If you were to take anything from Paradise Lost, and there is much to take from it, the biggest lesson is that you don't piss off number 1. You don't worship idols, and you certainly don't try to act like top dog. As my dad used to say, "Insubordination is the one thing that guarantees you get fired." Tsk, tsk, Satan. Tsk, tsk.

More to come. . . later.

Tuesday, June 12, 2007

More Bunyan love

I have found John Bunyan to be the Emo of the 17C. He constantly oscillates between finding God and bemoaning his sinful past. It's awesome, frankly:
Now was I in great distress, thinking in very deed, that this might well be so; wherefore I went up and down bemoaning my sad condition; counting my self far worse than a thousand fools for standing off thus long, and spending so many years in sin as I have done; still crying out, Oh, that I had turned sooner! Oh, that I had turned seven years ago! It made me also angry with my self, to think that I should have no more wit, but to trifle away my time, till my Soul and Heaven were lost.
If John Bunyan were around today, he would be heading up Dashboard Confessional and wearing mascara.

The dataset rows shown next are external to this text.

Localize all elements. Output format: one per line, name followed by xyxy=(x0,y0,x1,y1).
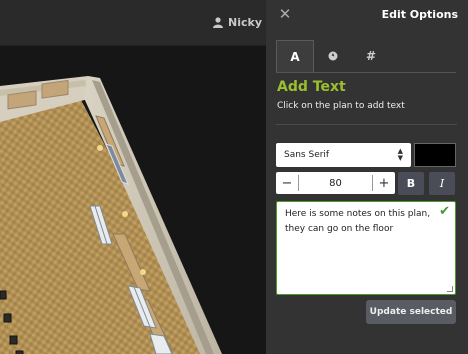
color-swatch[interactable] xyxy=(414,143,456,167)
section-title: Add Text xyxy=(277,79,346,95)
room-3d-view[interactable] xyxy=(0,46,266,354)
tab-text[interactable]: A xyxy=(276,40,314,72)
user-menu[interactable]: Nicky xyxy=(213,16,262,29)
tab-underline xyxy=(276,72,456,73)
note-textarea[interactable]: Here is some notes on this plan, they ca… xyxy=(276,201,456,295)
increase-size-button[interactable]: + xyxy=(373,176,395,191)
edit-options-panel: ✕ Edit Options A # Add Text Click on the… xyxy=(266,0,468,354)
text-icon: A xyxy=(290,49,300,64)
compass-icon xyxy=(328,51,338,61)
panel-title: Edit Options xyxy=(381,8,458,21)
bold-button[interactable]: B xyxy=(398,172,424,195)
user-icon xyxy=(213,17,224,28)
user-name: Nicky xyxy=(228,16,262,29)
hash-icon: # xyxy=(365,49,377,63)
resize-handle[interactable] xyxy=(447,286,453,292)
section-subtitle: Click on the plan to add text xyxy=(277,101,405,111)
decrease-size-button[interactable]: − xyxy=(276,176,298,191)
select-arrows-icon: ▲ ▼ xyxy=(397,147,403,162)
close-icon[interactable]: ✕ xyxy=(278,7,292,22)
font-select[interactable]: Sans Serif ▲ ▼ xyxy=(276,143,411,167)
font-size-value[interactable]: 80 xyxy=(299,178,372,189)
panel-tabs: A # xyxy=(276,40,390,72)
font-size-stepper[interactable]: − 80 + xyxy=(276,172,395,194)
font-select-value: Sans Serif xyxy=(284,150,330,160)
section-divider xyxy=(276,124,457,125)
italic-button[interactable]: I xyxy=(429,172,455,195)
check-icon: ✔ xyxy=(439,204,450,219)
tab-compass[interactable] xyxy=(314,40,352,72)
note-text: Here is some notes on this plan, they ca… xyxy=(285,209,431,234)
update-selected-button[interactable]: Update selected xyxy=(366,300,456,324)
tab-grid[interactable]: # xyxy=(352,40,390,72)
plan-canvas[interactable] xyxy=(0,46,266,354)
top-bar: Nicky xyxy=(0,0,266,46)
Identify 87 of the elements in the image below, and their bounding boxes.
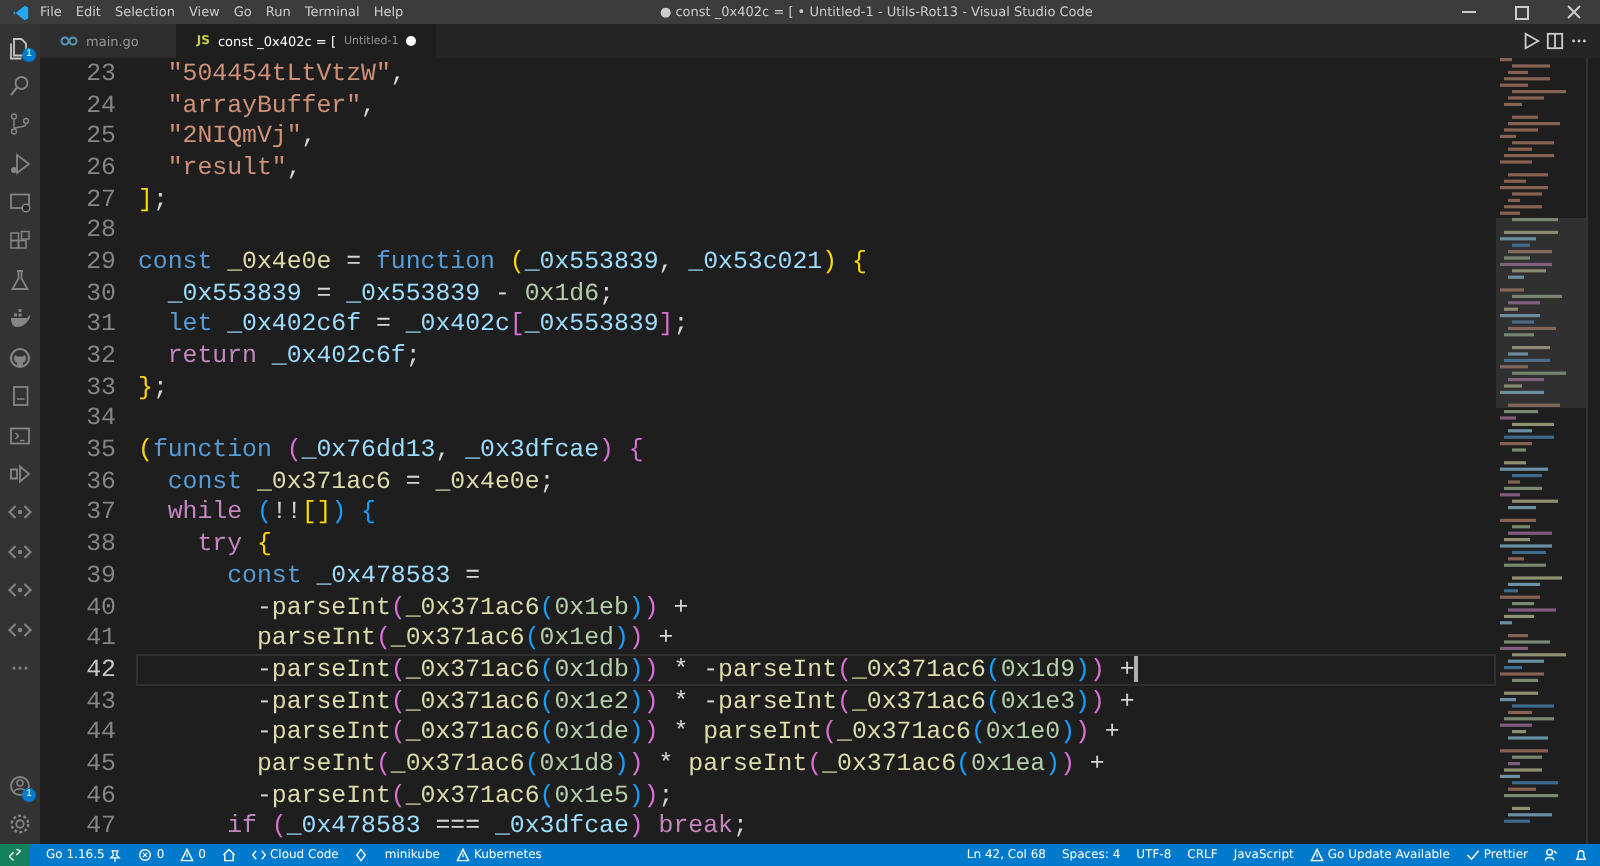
code-line: };	[138, 373, 168, 402]
line-number: 34	[84, 404, 118, 433]
text-cursor	[1134, 656, 1138, 683]
status-item[interactable]	[1544, 848, 1558, 862]
go-file-icon	[60, 36, 78, 46]
code-line: _0x553839 = _0x553839 - 0x1d6;	[165, 279, 614, 308]
line-number: 39	[84, 561, 118, 590]
files-icon	[8, 35, 32, 60]
line-number: 41	[84, 624, 118, 653]
line-number: 23	[84, 59, 118, 88]
line-number: 37	[84, 498, 118, 527]
code-line: const _0x4e0e = function (_0x553839, _0x53c021) {	[138, 247, 867, 276]
line-number: 31	[84, 310, 118, 339]
line-number: 42	[84, 655, 118, 684]
branch-icon	[8, 112, 32, 137]
code-line: -parseInt(_0x371ac6(0x1e5));	[254, 781, 674, 810]
unsaved-dot-icon	[406, 36, 417, 46]
code-line: -parseInt(_0x371ac6(0x1e2)) * -parseInt(_0x371ac6(0x1e3)) +	[254, 687, 1135, 716]
bell-icon	[1574, 848, 1588, 862]
code-line: return _0x402c6f;	[165, 342, 421, 371]
run-button[interactable]	[1522, 32, 1540, 50]
account-icon	[8, 773, 32, 798]
code-line: const _0x478583 =	[225, 561, 481, 590]
split-icon	[1546, 32, 1564, 50]
status-item[interactable]	[354, 848, 369, 862]
code-line: while (!![]) {	[165, 498, 376, 527]
warning-icon	[455, 848, 470, 862]
line-number: 32	[84, 342, 118, 371]
code-line: parseInt(_0x371ac6(0x1ed)) +	[254, 624, 674, 653]
pin-icon	[108, 848, 123, 862]
code-line: (function (_0x76dd13, _0x3dfcae) {	[138, 436, 644, 465]
code-line: ];	[138, 185, 168, 214]
code-line: -parseInt(_0x371ac6(0x1de)) * parseInt(_0x371ac6(0x1e0)) +	[254, 718, 1120, 747]
play-icon	[1522, 32, 1540, 50]
line-number: 29	[84, 247, 118, 276]
code-line: -parseInt(_0x371ac6(0x1db)) * -parseInt(_0x371ac6(0x1d9)) +	[254, 655, 1135, 684]
line-number: 26	[84, 153, 118, 182]
line-number: 45	[84, 749, 118, 778]
line-number: 47	[84, 812, 118, 841]
warning-icon	[180, 848, 195, 862]
line-number: 30	[84, 279, 118, 308]
whale-icon	[8, 306, 32, 331]
line-number: 46	[84, 781, 118, 810]
flask-icon	[8, 268, 32, 293]
line-number: 35	[84, 436, 118, 465]
book-icon	[8, 384, 32, 409]
diamond-icon	[354, 848, 369, 862]
line-number: 40	[84, 593, 118, 622]
line-number: 44	[84, 718, 118, 747]
search-icon	[8, 74, 32, 99]
line-number: 27	[84, 185, 118, 214]
split-editor-button[interactable]	[1546, 32, 1564, 50]
github-icon	[8, 345, 32, 370]
monitor-icon	[8, 190, 32, 215]
code-line: "result",	[165, 153, 302, 182]
extensions-icon	[8, 229, 32, 254]
line-number: 43	[84, 687, 118, 716]
settings-icon	[8, 812, 32, 837]
code-line: if (_0x478583 === _0x3dfcae) break;	[225, 812, 748, 841]
play-bug-icon	[8, 151, 32, 176]
line-number: 36	[84, 467, 118, 496]
terminal-icon	[8, 423, 32, 448]
line-number: 28	[84, 216, 118, 245]
status-item[interactable]	[1574, 848, 1588, 862]
code-line: let _0x402c6f = _0x402c[_0x553839];	[165, 310, 689, 339]
feedback-icon	[1544, 848, 1558, 862]
code-line: parseInt(_0x371ac6(0x1d8)) * parseInt(_0x371ac6(0x1ea)) +	[254, 749, 1105, 778]
line-number: 25	[84, 122, 118, 151]
status-item[interactable]	[0, 844, 30, 866]
app-logo-icon	[11, 3, 29, 21]
line-number: 38	[84, 530, 118, 559]
check-icon	[1465, 848, 1480, 862]
code-line: try {	[195, 530, 272, 559]
remote-icon	[8, 848, 22, 862]
code-line: "2NIQmVj",	[165, 122, 317, 151]
status-item[interactable]	[221, 848, 236, 862]
code-icon	[251, 848, 266, 862]
home-icon	[221, 848, 236, 862]
warning-icon	[1309, 848, 1324, 862]
line-number: 33	[84, 373, 118, 402]
code-line: const _0x371ac6 = _0x4e0e;	[165, 467, 555, 496]
error-icon	[138, 848, 153, 862]
code-line: "504454tLtVtzW",	[165, 59, 406, 88]
code-line: -parseInt(_0x371ac6(0x1eb)) +	[254, 593, 689, 622]
line-number: 24	[84, 91, 118, 120]
share-icon	[8, 461, 32, 486]
code-line: "arrayBuffer",	[165, 91, 376, 120]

Here's to you, John Bunyan. You kept it real-er than real. You weren't afraid to bemoan. You were a true warrior of emotive punk.

I guess somebody's got to do it. . .

John Bunyan passed some of his time in the Bedford county gaol writing verse (and making shoelaces). -- Richard L. Greaves for Oxford's Dictionary of National Biography.

Monday, June 11, 2007

As far as blogs go

Why have this blog? Well, I suppose it's less noticeable than my last blog. I don't have hoards of people reading it from time to time and wondering who is writing it.

I'm a student in a particular university. However, like many writers, I would prefer to keep things general here.

I do study Eighteenth Century British literature. I could be classified as "Asian." And most of what I will post is funny. Some of it sad. Some of it very, very angry.

I'm studying for my exams this summer. So, you'll see many posts by me as I procrastinate. I will also let you know of some funny things I find in what I read. They are truly treasures worth sharing. At least to anyone who reads this thing.